Tampil kinclong, megah, gagah, rapih dan wangi, baik secara harafiah maupun kiasan, sungguh sangat menggoda. Sayangnya kekinclongan, kemegahan, kegagahan, kerapihan dan kewangian yang saat ini berlaku sungguh merupakan hasil karya-poles cepat-saji untuk diri sendiri yang dilakukan dengan penuh kesadaran, terencana dan sistematik. Bukan suatu prestasi yang diraih lewat kerja keras, serta mendapatkan pengakuan khalayak luas yang merasakan manfaat dari keberhasilan tersebut. Saya memang meyakini makna peribahasa Melayu, yang dulu dengan tekun saya hafalkan saat masih duduk di bangku SD: “Berakit rakit ke hulu, berenang renang ke tepian. Bersakit sakit dahulu, bersenang senang kemudian.”

Yang jelas, kejenderalan beliau diperoleh di bawah atmosfer kekuasaan yang otoriter serta memulyakan kelas tentara, dimana sebagian besar warga sipil hanya boleh berdiri di pinggiran, bahkan jika perlu berada di luar lingkaran pengambilan keputusan soal masa depan kehidupan bangsa. Jenderal-jenderal cerdas, berhati nurani serta memulyakan peran melindungi rakyat, memang jumlahnya tidak sedikit, tetapi mereka terpinggirkan pelan-pelan dari lingkaran tersebut. Bahkan ada yang meninggal secara misterius. Dan saya paham betul keadaan tersebut.

Reformasi memang mampu membongkar tembok privilege tersebut. Namun Reformasi dibajak oleh para elit sipil yang memendam nafsu dan hasrat berkuasa serta menikmati privilege yang semasa Orde Baru tidak mungkin mereka nikmati. Here comes the free market and capital intensive democracy….

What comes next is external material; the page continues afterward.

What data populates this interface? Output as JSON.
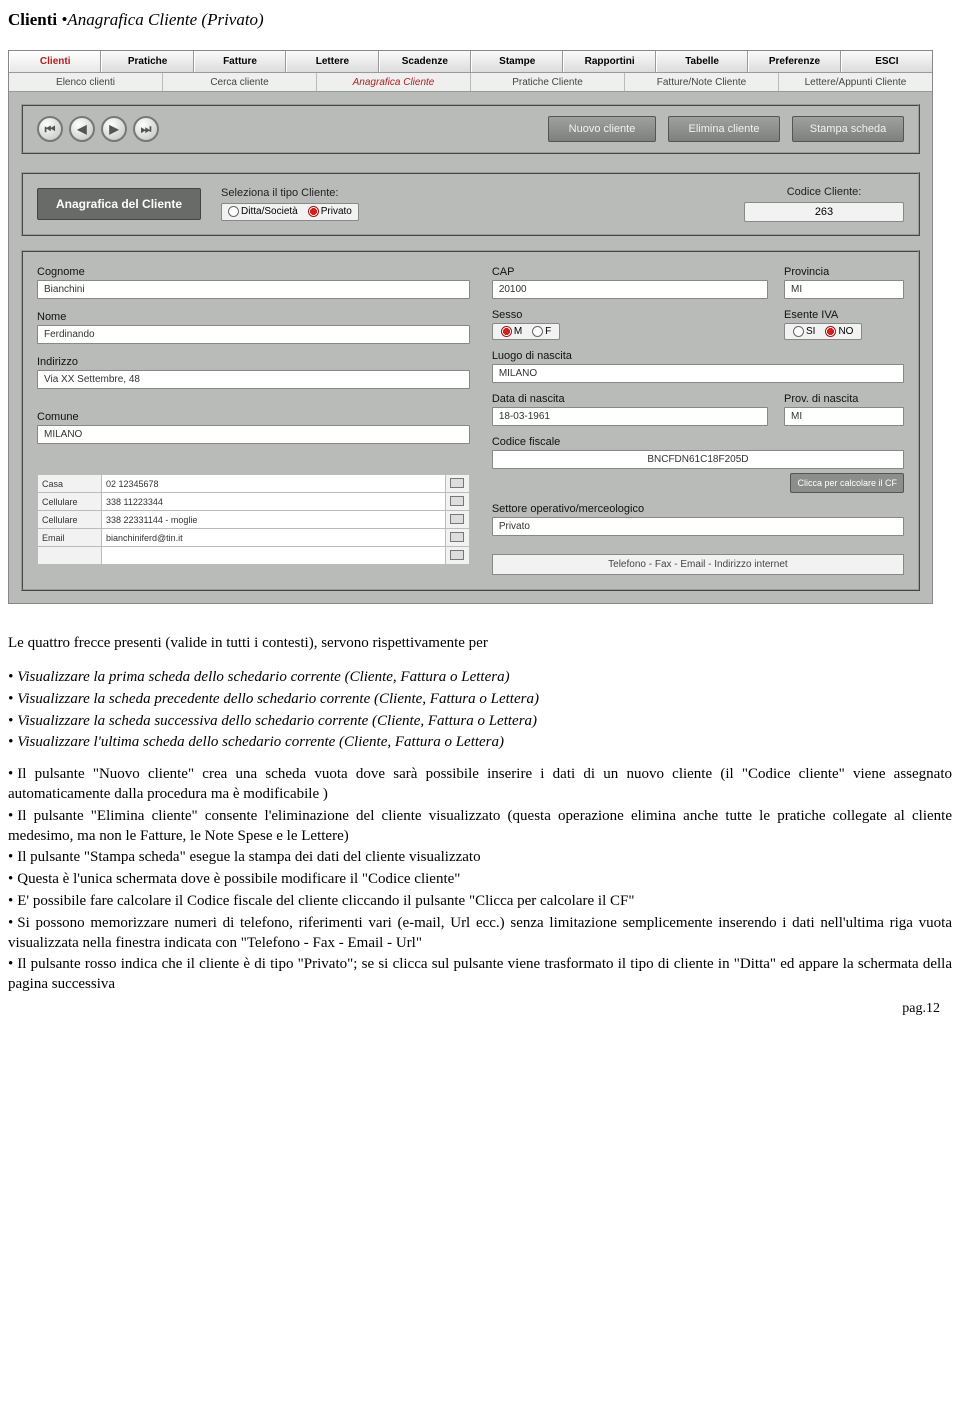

Mereka yang padat karya mesti mengemis kepada kelompok yang padat modal, jika ingin masuk ke dalam lingkaran penentu arah dan gerak roda pengurusan negara. Sistem dan protokol untuk meraih kekuasaan bertumpu kepada popularitas orang sebagai sosok dan sebagai tokoh, tanpa peduli bagaimana kesosokan dan ketokohan itu dapat (sekedar) dilekatkan pada nama, wajah dan tubuh. Dan pengorbanan serta biayanya mahal sekali, baik menyangkut uang, waktu, tenaga maupun moralitas diri. Dan semua itu harus dioperasikan secara kolektif (tetapi lebih tepat dimaknai sebagai tawuran, bukan iuran) dan resmi dalam kelompok yang bernama partai politik.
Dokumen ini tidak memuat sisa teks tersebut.